Beşir Fuad devrinin Türk yazı hayatına objektif, açık ve sade bir üslûp, şahsiyattan uzak bir münakaşa âdâbı getirmiştir. Natüralizm dolayısıyla edebiyat düşmanlığı, pozitivizm yoluyla din aleyhtarlığı ise devrinde her iki alanda da mevcut skolastik düşünceye ve taassuba bir reaksiyon olmaktan başka bir değer taşımaz.

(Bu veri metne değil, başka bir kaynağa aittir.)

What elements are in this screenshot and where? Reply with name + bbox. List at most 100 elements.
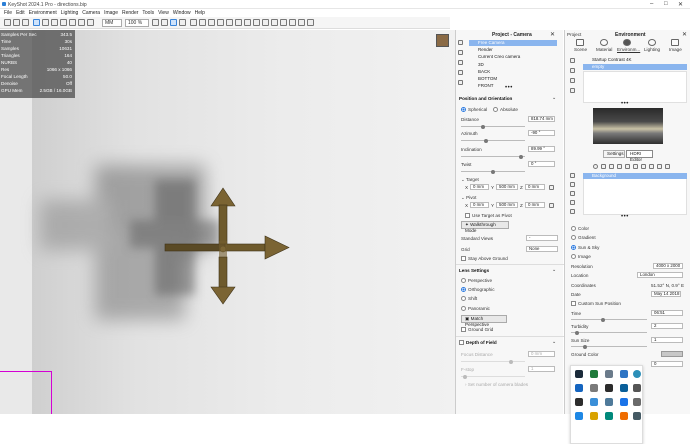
time-slider[interactable] — [571, 317, 647, 322]
perspective-radio[interactable] — [461, 278, 466, 283]
focus-distance-field[interactable]: 0 mm — [528, 351, 555, 357]
menu-environment[interactable]: Environment — [29, 9, 57, 17]
delete-environment-icon[interactable] — [570, 88, 575, 93]
app-tray-icon[interactable] — [590, 412, 598, 420]
save-environment-icon[interactable] — [570, 78, 575, 83]
app-tray-icon[interactable] — [605, 384, 613, 392]
dof-section-title[interactable]: Depth of Field — [466, 340, 497, 345]
layer-delete-icon[interactable] — [570, 209, 575, 214]
zoom-icon[interactable] — [244, 19, 251, 26]
grid-select[interactable]: None — [526, 246, 558, 252]
ground-color-swatch[interactable] — [661, 351, 683, 357]
splitter-dots[interactable]: ••• — [621, 101, 629, 107]
camera-navigator-icon[interactable] — [436, 34, 449, 47]
duplicate-environment-icon[interactable] — [570, 68, 575, 73]
app-tray-icon[interactable] — [620, 412, 628, 420]
gradient-radio[interactable] — [571, 235, 576, 240]
layer-visibility-icon[interactable] — [570, 200, 575, 205]
sun-icon[interactable] — [649, 164, 654, 169]
app-tray-icon[interactable] — [590, 370, 598, 378]
performance-mode-icon[interactable] — [170, 19, 177, 26]
camera-list-item[interactable]: Current Creo camera — [469, 54, 557, 60]
environment-list-item[interactable]: Startup Contrast 4K — [583, 57, 687, 63]
chevron-down-icon[interactable]: ⌄ — [552, 267, 556, 273]
adjust-icon[interactable] — [625, 164, 630, 169]
light-icon[interactable] — [280, 19, 287, 26]
custom-sun-checkbox[interactable] — [571, 301, 576, 306]
panel-close-icon[interactable]: ✕ — [682, 31, 687, 38]
info-icon[interactable] — [593, 164, 598, 169]
orthographic-radio[interactable] — [461, 287, 466, 292]
layer-down-icon[interactable] — [570, 182, 575, 187]
image-tab-icon[interactable] — [671, 39, 679, 46]
twist-field[interactable]: 0 ° — [528, 161, 555, 167]
hdri-preview[interactable] — [593, 108, 663, 144]
app-tray-icon[interactable] — [575, 412, 583, 420]
target-toggle[interactable]: ⌄ Target — [461, 177, 479, 183]
fit-view-icon[interactable] — [253, 19, 260, 26]
delete-icon[interactable] — [641, 164, 646, 169]
splitter-dots[interactable]: ••• — [621, 214, 629, 220]
focus-distance-slider[interactable] — [461, 359, 525, 364]
camera-settings-icon[interactable] — [458, 70, 463, 75]
azimuth-slider[interactable] — [461, 138, 525, 143]
layer-duplicate-icon[interactable] — [570, 191, 575, 196]
camera-list-item[interactable]: Free Camera — [469, 40, 557, 46]
app-tray-icon[interactable] — [620, 370, 628, 378]
app-tray-icon[interactable] — [605, 370, 613, 378]
sun-size-slider[interactable] — [571, 344, 647, 349]
tab-material[interactable]: Material — [596, 47, 612, 52]
stay-above-ground-checkbox[interactable] — [461, 256, 466, 261]
grid-icon[interactable] — [78, 19, 85, 26]
animation-icon[interactable] — [298, 19, 305, 26]
menu-view[interactable]: View — [158, 9, 169, 17]
add-environment-icon[interactable] — [570, 58, 575, 63]
settings-subtab[interactable]: Settings — [603, 150, 625, 158]
app-tray-icon[interactable] — [575, 384, 583, 392]
open-icon[interactable] — [13, 19, 20, 26]
twist-slider[interactable] — [461, 169, 525, 174]
turbidity-slider[interactable] — [571, 330, 647, 335]
ground-extra-field[interactable]: 0 — [651, 361, 683, 367]
target-y-field[interactable]: 500 mm — [496, 184, 518, 190]
camera-list-item[interactable]: FRONT — [469, 83, 557, 88]
tab-lighting[interactable]: Lighting — [644, 47, 660, 52]
pivot-y-field[interactable]: 500 mm — [496, 202, 518, 208]
app-tray-icon[interactable] — [633, 370, 641, 378]
environment-list[interactable] — [583, 71, 687, 103]
add-geometry-icon[interactable] — [51, 19, 58, 26]
panel-close-icon[interactable]: ✕ — [550, 31, 555, 38]
cpu-gpu-icon[interactable] — [190, 19, 197, 26]
screenshot-icon[interactable] — [199, 19, 206, 26]
tab-image[interactable]: Image — [669, 47, 682, 52]
pivot-pick-icon[interactable] — [549, 203, 554, 208]
camera-blades-toggle[interactable]: › Set number of camera blades — [465, 382, 528, 387]
add-camera-icon[interactable] — [458, 40, 463, 45]
menu-render[interactable]: Render — [122, 9, 138, 17]
sun-sky-radio[interactable] — [571, 245, 576, 250]
menu-lighting[interactable]: Lighting — [61, 9, 79, 17]
app-tray-icon[interactable] — [605, 412, 613, 420]
color-radio[interactable] — [571, 226, 576, 231]
lock-camera-icon[interactable] — [458, 60, 463, 65]
camera-tool-icon[interactable] — [69, 19, 76, 26]
move-icon[interactable] — [262, 19, 269, 26]
delete-camera-icon[interactable] — [458, 80, 463, 85]
depth-of-field-checkbox[interactable] — [459, 340, 464, 345]
time-field[interactable]: 06:51 — [651, 310, 683, 316]
app-tray-icon[interactable] — [620, 398, 628, 406]
menu-edit[interactable]: Edit — [16, 9, 25, 17]
target-x-field[interactable]: 0 mm — [470, 184, 489, 190]
zoom-select[interactable]: 100 % — [125, 19, 149, 27]
denoise-icon[interactable] — [179, 19, 186, 26]
material-tab-icon[interactable] — [600, 39, 608, 46]
position-section-title[interactable]: Position and Orientation — [459, 96, 512, 101]
app-tray-icon[interactable] — [620, 384, 628, 392]
chevron-down-icon[interactable]: ⌄ — [552, 339, 556, 345]
menu-help[interactable]: Help — [195, 9, 205, 17]
dolly-icon[interactable] — [226, 19, 233, 26]
camera-list-item[interactable]: 3D — [469, 62, 557, 68]
spherical-radio[interactable] — [461, 107, 466, 112]
tab-environment[interactable]: Environm... — [617, 47, 640, 52]
tumble-icon[interactable] — [235, 19, 242, 26]
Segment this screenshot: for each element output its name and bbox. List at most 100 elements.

Eserleri. A) Edebî, Felsefî, İlmî Kitapları. 1. Viktor Hügo (İstanbul 1302). Victor Hugo dolayısıyla romantizmi tenkit eden ve natüralizmi Türkiye’de tanıtan ilk eserdir. Ayrıca Türkiye’de yazılmış tenkitli biyografilerin ilki olup Beşir Fuad’ın edebî ve felsefî düşüncelerini göstermesi bakımından da önemli bir kitaptır. 2. Beşer (İstanbul 1303). Üç cilt olarak hazırlanması düşünülen bu eserin ancak iki cildi tamamlanabilmiştir. Eserde önem sırasına göre insan vücudunu korumaya ait ilimler, matematik ve tabii ilimler, çocuk terbiyesi, bazı pratik bilgiler ve güzel sanatlar yer almaktadır. 3. Volter (İstanbul 1304). Bu eserinde Voltaire dolayısıyla dinî ve felsefî fikirlerini az çok izah eden Beşir Fuad, Hıristiyanlığın taassup, cehalet ve zulümle yayılışının kısa bir özetini yaptıktan sonra Doğu’da yeni bir dinin yani İslâmiyet’in ilim adamları yetiştirerek geliştiğini anlatır. Türkiye’de dinsiz olarak tanınan Voltaire’in gerçekte sadece Hıristiyanlık aleyhinde bulunduğunu da bu vesileyle söyler. 4. İntikad (Muallim Nâci ile, İstanbul 1304). Viktor Hügo kitabının neşri üzerine Beşir Fuad’la Mualim Nâci’nin birbirlerine gönderdikleri ve daha çok edebî meselelerin ele alındığı mektuplardan meydana gelen bir eserdir. 5. Mektûbât (Fazlı Necib ile, İstanbul 1313). Yine Viktor Hügo dolayısıyla Fazlı Necib ile o günün edebî konularıyla ilgili olarak karşılıklı mektuplardan meydana gelen bir kitaptır. Eser, İlk Türk Materyalisti Beşir Fuad’ın Mektupları adıyla yeni harflerle de yayımlanmıştır (haz. C. Parkan Özturan, İstanbul 1989). B) Yabancı Dil Öğreten Metot Kitapları. Bedreka-i Lisân-ı Fransevî (Emil Otto’dan tercüme, İstanbul 1301); Miftâh-ı Bedreka-i Lisân-ı Fransevî (İstanbul 1302); Almanca Muallimi (Emil Otto’dan tercüme, İstanbul 1303); İngilizce Muallimi (Emil Otto’dan tercüme, İstanbul 1303); Usûl-i Ta‘lîm (Emil Otto’dan tercüme, İstanbul 1303); Miftâh-ı Usûl-i Ta‘lîm (İstanbul 1304). C) Tercüme Tiyatroları. İki Bebek (Victor Bernard – Eugène Granger’in Fransızca eserinden tercüme, İstanbul 1300); Binbaşıyı Dâvet (K. F. Mor’un Almanca eserinden tercüme, İstanbul 1300); Birinci Kat (James Cobb’un İngilizce eserinden tercüme, İstanbul 1301).

Beşir Fuad’ın bütün kitap ve yazılarının tam bibliyografik künyeleri, Orhan Okay’ın İlk Türk Pozitivist ve Natüralisti Beşir Fuad adlı eserinde verilmiştir (s. 223-233).